Dopo aver analizzato i dati raccolti dalla World Wide Lightning Location Network tra il 2010 e il 2020, i ricercatori, guidati da Bob Holzworth dell’Università di Washington, hanno scoperto che i fulmini nell’Artico sono aumentati di quasi 10 volte nell’ultimo decennio. I ricercatori hanno trovato che il numero di fulmini estivi al di sopra della latitudine 65° Nord (che include parti di Canada settentrionale, Alaska, Russia, Groenlandia e Artico centrale) è passato da circa 35.000 nel 2010 a 250.000 nel 2020. La maggior parte dell’attività è avvenuta nella Siberia artica.

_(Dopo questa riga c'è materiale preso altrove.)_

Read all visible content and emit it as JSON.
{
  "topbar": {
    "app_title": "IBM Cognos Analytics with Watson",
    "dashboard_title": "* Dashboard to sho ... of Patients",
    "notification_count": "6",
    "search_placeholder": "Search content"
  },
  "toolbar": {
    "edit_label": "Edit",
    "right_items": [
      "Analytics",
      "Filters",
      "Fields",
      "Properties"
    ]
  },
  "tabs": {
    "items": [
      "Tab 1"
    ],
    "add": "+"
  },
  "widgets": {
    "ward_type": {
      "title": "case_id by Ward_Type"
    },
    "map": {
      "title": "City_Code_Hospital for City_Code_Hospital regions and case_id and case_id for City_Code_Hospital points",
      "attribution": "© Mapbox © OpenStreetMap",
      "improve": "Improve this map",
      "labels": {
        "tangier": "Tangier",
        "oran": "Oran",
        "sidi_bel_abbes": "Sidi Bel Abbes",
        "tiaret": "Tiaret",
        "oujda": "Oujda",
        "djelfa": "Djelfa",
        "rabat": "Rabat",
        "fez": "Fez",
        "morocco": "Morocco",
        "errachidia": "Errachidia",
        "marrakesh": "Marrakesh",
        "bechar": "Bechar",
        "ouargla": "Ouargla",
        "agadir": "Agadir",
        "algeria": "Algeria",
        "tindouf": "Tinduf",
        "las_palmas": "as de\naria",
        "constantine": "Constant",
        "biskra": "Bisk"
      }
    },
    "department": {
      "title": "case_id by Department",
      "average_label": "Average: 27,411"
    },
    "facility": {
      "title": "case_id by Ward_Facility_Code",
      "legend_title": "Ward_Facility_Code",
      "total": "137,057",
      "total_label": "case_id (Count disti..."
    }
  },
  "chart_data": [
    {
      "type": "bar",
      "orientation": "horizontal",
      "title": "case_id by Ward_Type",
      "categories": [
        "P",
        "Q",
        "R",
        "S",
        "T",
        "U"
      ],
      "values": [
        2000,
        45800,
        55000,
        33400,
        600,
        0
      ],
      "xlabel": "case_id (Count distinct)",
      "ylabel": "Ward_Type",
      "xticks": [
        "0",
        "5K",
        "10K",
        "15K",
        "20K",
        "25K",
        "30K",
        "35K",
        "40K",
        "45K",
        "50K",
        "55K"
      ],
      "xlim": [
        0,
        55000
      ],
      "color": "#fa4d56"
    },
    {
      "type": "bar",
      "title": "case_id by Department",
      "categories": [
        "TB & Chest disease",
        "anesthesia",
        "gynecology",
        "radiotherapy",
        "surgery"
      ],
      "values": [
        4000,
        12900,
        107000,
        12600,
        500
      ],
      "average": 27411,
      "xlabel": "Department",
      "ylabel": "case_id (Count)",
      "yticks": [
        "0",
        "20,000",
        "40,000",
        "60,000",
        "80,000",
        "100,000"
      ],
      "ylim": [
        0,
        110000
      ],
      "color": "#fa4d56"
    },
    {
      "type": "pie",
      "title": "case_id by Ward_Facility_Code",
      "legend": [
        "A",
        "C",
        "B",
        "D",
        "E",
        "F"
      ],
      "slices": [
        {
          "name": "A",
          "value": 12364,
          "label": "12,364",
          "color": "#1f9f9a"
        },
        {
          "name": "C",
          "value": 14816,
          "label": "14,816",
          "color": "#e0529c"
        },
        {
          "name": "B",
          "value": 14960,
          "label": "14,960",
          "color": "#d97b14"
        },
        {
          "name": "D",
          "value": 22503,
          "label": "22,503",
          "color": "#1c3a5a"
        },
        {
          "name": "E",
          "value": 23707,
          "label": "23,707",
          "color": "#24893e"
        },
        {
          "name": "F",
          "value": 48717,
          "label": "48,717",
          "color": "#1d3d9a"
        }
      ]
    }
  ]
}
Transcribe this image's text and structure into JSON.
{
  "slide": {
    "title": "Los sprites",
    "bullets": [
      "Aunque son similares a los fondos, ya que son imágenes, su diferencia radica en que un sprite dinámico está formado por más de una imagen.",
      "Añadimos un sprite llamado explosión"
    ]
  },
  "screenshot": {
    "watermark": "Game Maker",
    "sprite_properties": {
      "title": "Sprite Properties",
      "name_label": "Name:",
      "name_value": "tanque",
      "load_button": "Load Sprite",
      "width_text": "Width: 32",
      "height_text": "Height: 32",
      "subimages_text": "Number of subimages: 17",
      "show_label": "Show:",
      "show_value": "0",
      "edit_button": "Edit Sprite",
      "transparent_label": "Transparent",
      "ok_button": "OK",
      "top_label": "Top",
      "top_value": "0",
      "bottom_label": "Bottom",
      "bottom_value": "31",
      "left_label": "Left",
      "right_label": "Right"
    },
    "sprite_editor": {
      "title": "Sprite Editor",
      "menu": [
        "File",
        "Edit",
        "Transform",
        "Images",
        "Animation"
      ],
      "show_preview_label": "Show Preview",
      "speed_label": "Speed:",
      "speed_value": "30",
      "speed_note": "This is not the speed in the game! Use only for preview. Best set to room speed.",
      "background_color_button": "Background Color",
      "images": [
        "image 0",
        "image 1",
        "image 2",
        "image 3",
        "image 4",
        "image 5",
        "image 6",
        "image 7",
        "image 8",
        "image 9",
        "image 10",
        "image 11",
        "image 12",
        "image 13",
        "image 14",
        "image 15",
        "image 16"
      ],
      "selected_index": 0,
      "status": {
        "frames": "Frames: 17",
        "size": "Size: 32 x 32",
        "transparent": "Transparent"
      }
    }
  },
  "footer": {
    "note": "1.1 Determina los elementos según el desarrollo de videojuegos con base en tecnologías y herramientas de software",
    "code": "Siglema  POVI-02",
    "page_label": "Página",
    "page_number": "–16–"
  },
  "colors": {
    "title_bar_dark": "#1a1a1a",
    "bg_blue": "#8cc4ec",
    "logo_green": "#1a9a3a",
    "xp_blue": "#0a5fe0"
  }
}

Tra le conseguenze di questo aumento, viene segnalato che i fulmini possono provocare incendi nelle vulnerabili terre dell’Artico e le navi che navigano nelle acque artiche sempre più libere dai ghiacci potrebbero diventare più vulnerabili ai fulmini, affermano gli scienziati.
Anche se gli scienziati sono a conoscenza della connessione tra temperatura dell’aria e temporali, lo studio non dimostra che il riscaldamento sia causa dell’aumento dei fulmini. Ma suggerisce semplicemente che potrebbe esserci un collegamento. I ricercatori concludono che le temperature in aumento nell’Artico potrebbero favorire la formazione di nubi temporalesche convettive. Quando i cristalli di ghiaccio in tali nubi collidono, rendendo i cristalli elettricamente carichi, possono verificarsi fulmini.
Sono necessarie, tuttavia, ulteriori ricerche per dimostrare il collegamento tra aumento delle temperature e aumento dei fulmini nell’Artico.